Extra Hidden Life, among the Days

by Major Jackson

Brenda Hillman’s taxonomic and fiercely independent Extra Hidden Life, among the Days is perhaps her most radical poetry collection yet. As with her previous books, Hillman aligns personal convictions about the environment, war, and human exploitation with an aesthetic of lyric experimentation. From the first poems in the book, which subtly acknowledge the sanctity of forests and all things living, Hillman does more than take formal and rhetorical risks.

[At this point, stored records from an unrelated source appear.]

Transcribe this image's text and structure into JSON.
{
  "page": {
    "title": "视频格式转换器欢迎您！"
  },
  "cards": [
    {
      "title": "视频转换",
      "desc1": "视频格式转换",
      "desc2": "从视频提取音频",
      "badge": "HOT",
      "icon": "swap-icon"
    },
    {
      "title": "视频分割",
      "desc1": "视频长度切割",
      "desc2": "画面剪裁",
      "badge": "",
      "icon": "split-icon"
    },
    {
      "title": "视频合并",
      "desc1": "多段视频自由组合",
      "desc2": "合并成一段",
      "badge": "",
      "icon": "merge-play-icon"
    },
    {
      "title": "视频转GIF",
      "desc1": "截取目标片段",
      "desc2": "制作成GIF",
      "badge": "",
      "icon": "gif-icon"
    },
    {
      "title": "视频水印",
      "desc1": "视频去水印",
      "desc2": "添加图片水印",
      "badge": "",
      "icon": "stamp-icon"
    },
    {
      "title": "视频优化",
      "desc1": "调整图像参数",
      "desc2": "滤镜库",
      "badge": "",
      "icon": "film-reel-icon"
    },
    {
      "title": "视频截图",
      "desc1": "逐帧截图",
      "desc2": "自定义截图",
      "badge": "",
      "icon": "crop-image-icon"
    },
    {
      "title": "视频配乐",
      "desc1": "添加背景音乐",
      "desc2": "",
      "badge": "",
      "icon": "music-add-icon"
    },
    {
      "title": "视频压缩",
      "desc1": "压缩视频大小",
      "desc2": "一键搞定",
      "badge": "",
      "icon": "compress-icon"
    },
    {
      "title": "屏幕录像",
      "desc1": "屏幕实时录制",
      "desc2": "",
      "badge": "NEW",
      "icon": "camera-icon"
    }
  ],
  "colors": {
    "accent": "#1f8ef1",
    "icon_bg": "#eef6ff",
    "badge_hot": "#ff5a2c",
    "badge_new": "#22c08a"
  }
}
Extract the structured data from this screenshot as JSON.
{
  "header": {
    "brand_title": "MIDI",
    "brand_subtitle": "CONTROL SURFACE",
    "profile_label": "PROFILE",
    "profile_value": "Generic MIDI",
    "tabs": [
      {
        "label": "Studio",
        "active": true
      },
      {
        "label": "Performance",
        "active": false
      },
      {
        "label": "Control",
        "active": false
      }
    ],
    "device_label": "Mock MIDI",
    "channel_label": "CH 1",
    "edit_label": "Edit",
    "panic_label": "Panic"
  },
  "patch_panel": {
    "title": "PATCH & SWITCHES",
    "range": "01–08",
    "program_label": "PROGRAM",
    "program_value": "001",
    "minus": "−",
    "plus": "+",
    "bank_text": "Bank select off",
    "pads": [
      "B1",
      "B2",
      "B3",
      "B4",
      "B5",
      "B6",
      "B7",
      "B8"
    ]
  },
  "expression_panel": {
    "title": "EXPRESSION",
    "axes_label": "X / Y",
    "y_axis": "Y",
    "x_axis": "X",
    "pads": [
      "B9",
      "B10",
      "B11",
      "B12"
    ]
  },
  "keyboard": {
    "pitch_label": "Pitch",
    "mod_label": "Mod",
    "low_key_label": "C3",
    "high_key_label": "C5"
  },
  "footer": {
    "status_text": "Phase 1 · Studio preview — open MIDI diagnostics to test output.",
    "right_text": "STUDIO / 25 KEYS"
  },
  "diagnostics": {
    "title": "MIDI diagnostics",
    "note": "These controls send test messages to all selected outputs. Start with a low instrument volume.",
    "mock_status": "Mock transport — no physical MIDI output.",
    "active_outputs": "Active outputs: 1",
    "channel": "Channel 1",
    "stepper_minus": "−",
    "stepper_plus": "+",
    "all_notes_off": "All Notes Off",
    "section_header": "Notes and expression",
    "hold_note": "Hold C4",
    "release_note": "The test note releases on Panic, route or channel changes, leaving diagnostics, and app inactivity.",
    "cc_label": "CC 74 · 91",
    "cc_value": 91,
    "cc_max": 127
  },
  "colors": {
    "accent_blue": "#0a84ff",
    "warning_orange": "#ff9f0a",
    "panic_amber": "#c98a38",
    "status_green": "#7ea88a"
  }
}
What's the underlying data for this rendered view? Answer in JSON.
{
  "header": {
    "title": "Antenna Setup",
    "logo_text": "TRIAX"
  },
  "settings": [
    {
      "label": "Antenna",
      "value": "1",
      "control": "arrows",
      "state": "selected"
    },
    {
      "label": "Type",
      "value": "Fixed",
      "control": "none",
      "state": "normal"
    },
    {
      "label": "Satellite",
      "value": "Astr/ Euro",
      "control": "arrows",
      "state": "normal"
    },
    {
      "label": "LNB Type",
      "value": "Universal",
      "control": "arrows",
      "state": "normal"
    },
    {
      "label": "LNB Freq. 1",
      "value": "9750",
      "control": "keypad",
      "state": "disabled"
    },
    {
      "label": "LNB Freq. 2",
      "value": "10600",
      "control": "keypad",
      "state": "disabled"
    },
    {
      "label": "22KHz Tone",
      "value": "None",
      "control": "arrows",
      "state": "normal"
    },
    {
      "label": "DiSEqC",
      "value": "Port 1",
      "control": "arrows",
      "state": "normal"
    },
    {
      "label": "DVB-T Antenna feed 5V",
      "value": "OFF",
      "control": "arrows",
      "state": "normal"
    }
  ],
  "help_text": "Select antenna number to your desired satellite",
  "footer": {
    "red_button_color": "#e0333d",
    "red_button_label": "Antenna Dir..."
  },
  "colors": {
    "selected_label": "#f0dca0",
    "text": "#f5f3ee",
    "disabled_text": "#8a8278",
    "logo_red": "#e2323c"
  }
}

She is far too grounded in her beliefs to bear false witness or to humor fence-sitters: “the brendas were angry at the greed, angry / that the trees would die, had lost interest / in the posturing of the privileged, / / the gaps between can’t & won’t. . .” For three decades now, her poems have displayed a richness and a terrific wit that comes from her mastery of various registers and a freedom to deploy scientific and botanical language alongside the demotic and historical; such erudition and instinct nearly always pay off: “A hawk skims the exterior / of the interior hill—piercing non-syllables / you cannot dream—; its sound is extreme, / red rick-rack on a hill.” Add to this her tendency to treat the page like a canvas, with inventive typography, photography, and the use of letters and symbols as visual elements, and one can see why this collection makes a bolder claim on our sense of poetry. Also, where other experimental poets work to escape personality, Hillman is unable to keep the autobiographical at bay, which renders her poems arable and teeming with possibility. This is what endows her with the sovereignty to give voice to the animal kingdom or pun unselfconsciously: “we were using / iPhones so cAppletalism is still winning”; “Form rhymes with farm”; “If you Google burying a firearm it changes to a search for buying a firearm.” In addition to elegies for her father and the poet C. D. Wright, with poems such as “A Short Rhyme for Amiri Baraka” and “Crypto-animist Introvert Activism,” Extra Hidden Life, among the Days is full of celebrations of those who keep fighting the good fight or, like Rosa Luxemburg and Rosa Parks, devoted their lives to resisting. This is a collection that invites all of us to “Angrily [Stand] Outside in the Wind.”